Q : En d’autres mots, le gros capital est toujours favorisé ?

Tout est fait pour fertiliser ces gros arbres. Or, nous savons que ‘nanrien pa poussé enbas ene gros zarbre’.

Q : Démocratisation de l’économie, est-ce un vain terme ?

Notre économie est constituée des PME et des grosses entreprises. Les PME sont les plus gros employeurs. Elles emploient 55% des travailleurs du pays et contribuent à hauteur de 40% du PIB. Mais les PME restent, malgré cela, en difficulté parce qu’elles ne sont pas résilientes et n’ont pas les compétences nécessaires, que ce soit du côté de la comptabilité, des ressources humaines ou du marketing, entre autres. Au lieu de les soutenir davantage en raison de leur vulnérabilité, nous prenons Rs 80 milliards des fonds publics pour les donner à la MIC.

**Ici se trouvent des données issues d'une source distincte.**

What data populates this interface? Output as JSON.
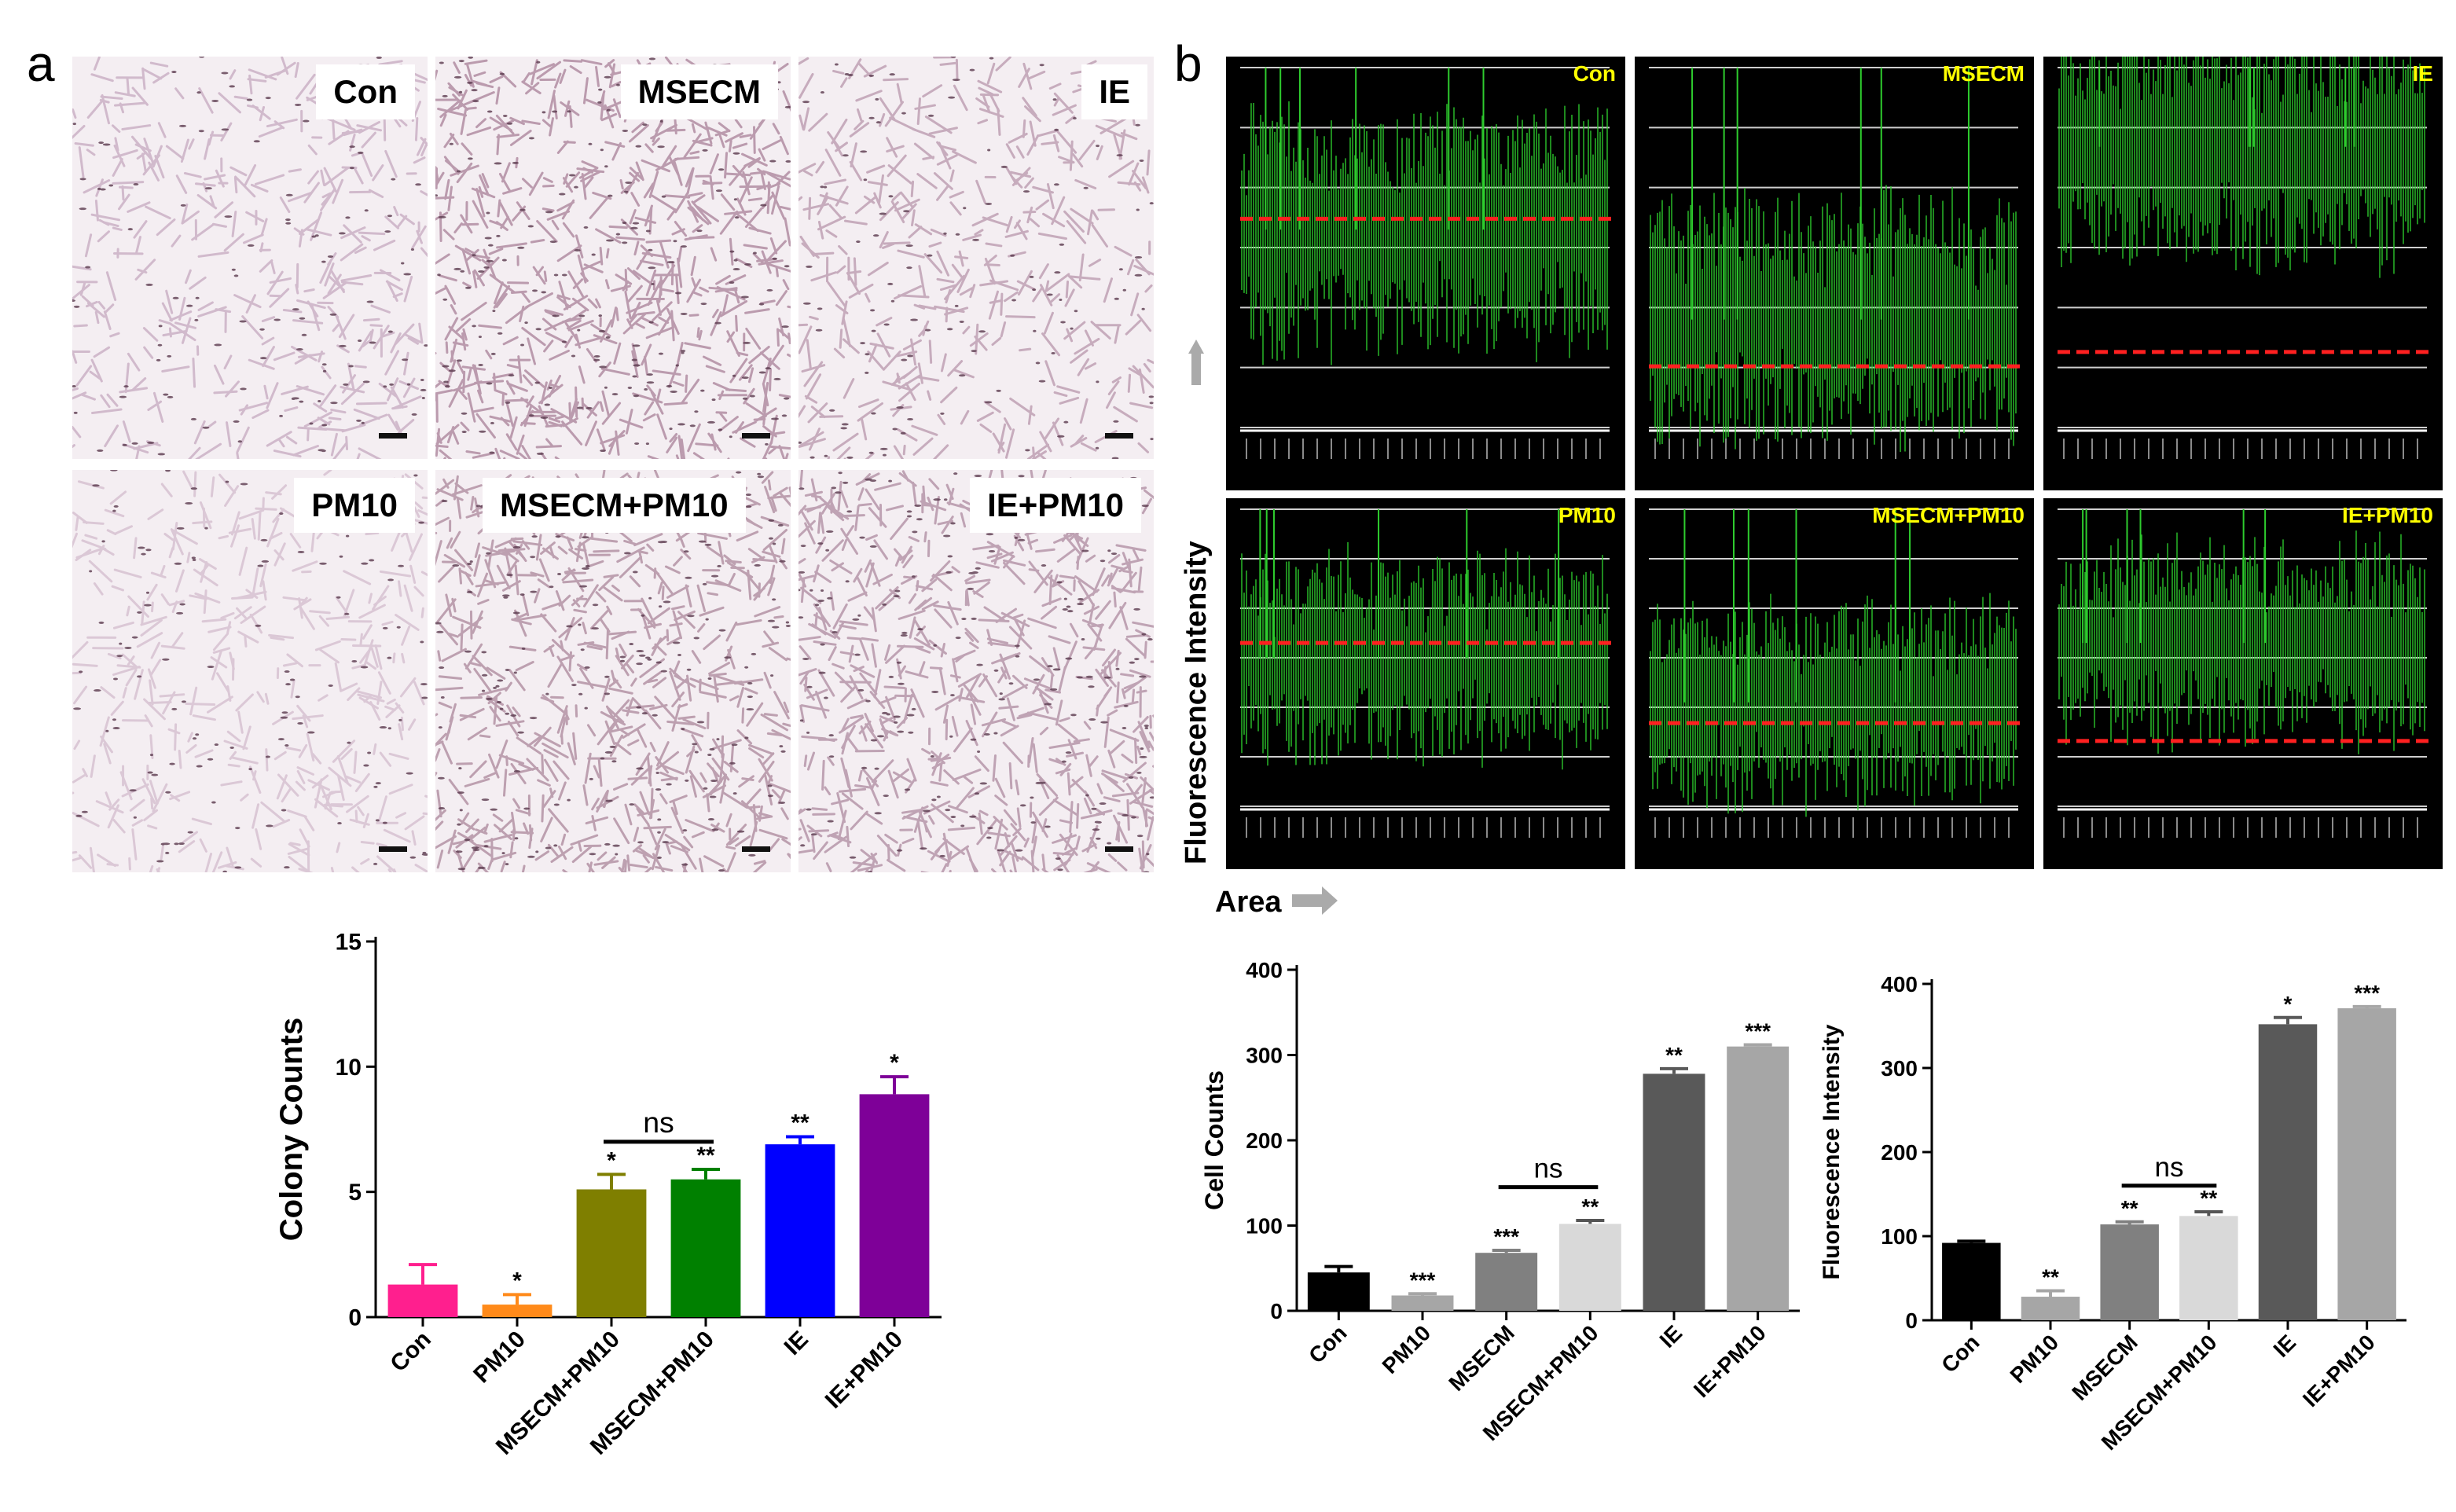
{
  "panels": {
    "a": "a",
    "b": "b"
  },
  "micrographs": [
    {
      "label": "Con",
      "tone": "#c6a9c0"
    },
    {
      "label": "MSECM",
      "tone": "#a98098"
    },
    {
      "label": "IE",
      "tone": "#b896ac"
    },
    {
      "label": "PM10",
      "tone": "#d3bccd"
    },
    {
      "label": "MSECM+PM10",
      "tone": "#ab869a"
    },
    {
      "label": "IE+PM10",
      "tone": "#ae8aa0"
    }
  ],
  "fluorescence": {
    "y_axis_label": "Fluorescence Intensity",
    "x_axis_label": "Area",
    "panels": [
      {
        "label": "Con",
        "green_mean": 0.55,
        "red_line": 0.42
      },
      {
        "label": "MSECM",
        "green_mean": 0.3,
        "red_line": 0.83
      },
      {
        "label": "IE",
        "green_mean": 0.78,
        "red_line": 0.79
      },
      {
        "label": "PM10",
        "green_mean": 0.5,
        "red_line": 0.45
      },
      {
        "label": "MSECM+PM10",
        "green_mean": 0.35,
        "red_line": 0.72
      },
      {
        "label": "IE+PM10",
        "green_mean": 0.55,
        "red_line": 0.78
      }
    ]
  },
  "chart_data": [
    {
      "type": "bar",
      "title": "",
      "ylabel": "Colony Counts",
      "xlabel": "",
      "ylim": [
        0,
        15
      ],
      "yticks": [
        0,
        5,
        10,
        15
      ],
      "categories": [
        "Con",
        "PM10",
        "MSECM+PM10",
        "MSECM+PM10",
        "IE",
        "IE+PM10"
      ],
      "values": [
        1.3,
        0.5,
        5.1,
        5.5,
        6.9,
        8.9
      ],
      "errors": [
        0.8,
        0.4,
        0.6,
        0.4,
        0.3,
        0.7
      ],
      "significance": [
        "",
        "*",
        "*",
        "**",
        "**",
        "*"
      ],
      "colors": [
        "#ff1f8e",
        "#ff8a1a",
        "#7f7f00",
        "#008000",
        "#0000ff",
        "#7e0098"
      ],
      "bracket": {
        "from": 2,
        "to": 3,
        "label": "ns",
        "y": 7
      }
    },
    {
      "type": "bar",
      "title": "",
      "ylabel": "Cell Counts",
      "xlabel": "",
      "ylim": [
        0,
        400
      ],
      "yticks": [
        0,
        100,
        200,
        300,
        400
      ],
      "categories": [
        "Con",
        "PM10",
        "MSECM",
        "MSECM+PM10",
        "IE",
        "IE+PM10"
      ],
      "values": [
        45,
        18,
        68,
        102,
        278,
        310
      ],
      "errors": [
        7,
        2,
        3,
        4,
        6,
        2
      ],
      "significance": [
        "",
        "***",
        "***",
        "**",
        "**",
        "***"
      ],
      "colors": [
        "#000000",
        "#a6a6a6",
        "#808080",
        "#d9d9d9",
        "#595959",
        "#a6a6a6"
      ],
      "bracket": {
        "from": 2,
        "to": 3,
        "label": "ns",
        "y": 145
      }
    },
    {
      "type": "bar",
      "title": "",
      "ylabel": "Fluorescence Intensity",
      "xlabel": "",
      "ylim": [
        0,
        400
      ],
      "yticks": [
        0,
        100,
        200,
        300,
        400
      ],
      "categories": [
        "Con",
        "PM10",
        "MSECM",
        "MSECM+PM10",
        "IE",
        "IE+PM10"
      ],
      "values": [
        92,
        28,
        114,
        124,
        352,
        371
      ],
      "errors": [
        2,
        7,
        3,
        5,
        8,
        2
      ],
      "significance": [
        "",
        "**",
        "**",
        "**",
        "*",
        "***"
      ],
      "colors": [
        "#000000",
        "#a6a6a6",
        "#808080",
        "#d9d9d9",
        "#595959",
        "#a6a6a6"
      ],
      "bracket": {
        "from": 2,
        "to": 3,
        "label": "ns",
        "y": 160
      }
    }
  ]
}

Q :  Quelle est votre vision ?

Ma vision ne correspond pas à celle des autres. À travers des accords préférentiels que le gouvernement a signé avec l’Inde et la Chine, les produits indiens et chinois ont libre accès au marché mauricien, sans restriction aucune. Comment voulez-vous alors que les entrepreneurs mauriciens arrivent à concurrencer avec des produits indiens ou chinois ? Ailleurs dans le monde, que ce soit en Amérique, en Europe, en Inde ou même en Chine, des barrières tarifaires sont mises pour protéger leurs industries locales. Nous faisons absolument le contraire. L’absence des barrières non-tarifaires est aussi regrettable. Le marché mauricien est devenu un ‘dumping ground’ où vous pouvez ‘dump’ ce que vous voulez sans qu’il n’y ait aucun contrôle par rapport à la qualité. Ce qui cause du tort aux consommateurs mauriciens.

Q : Pour tout résumer, les PME se dirigent vers une mort lente ?

C’est une malheureuse vérité. L’avenir est sombre pour les PME. Les entrepreneurs ne peuvent que suivre la voie tracée par le gouvernement. Si celui-ci va dans la mauvaise direction, les PME se perdront définitivement.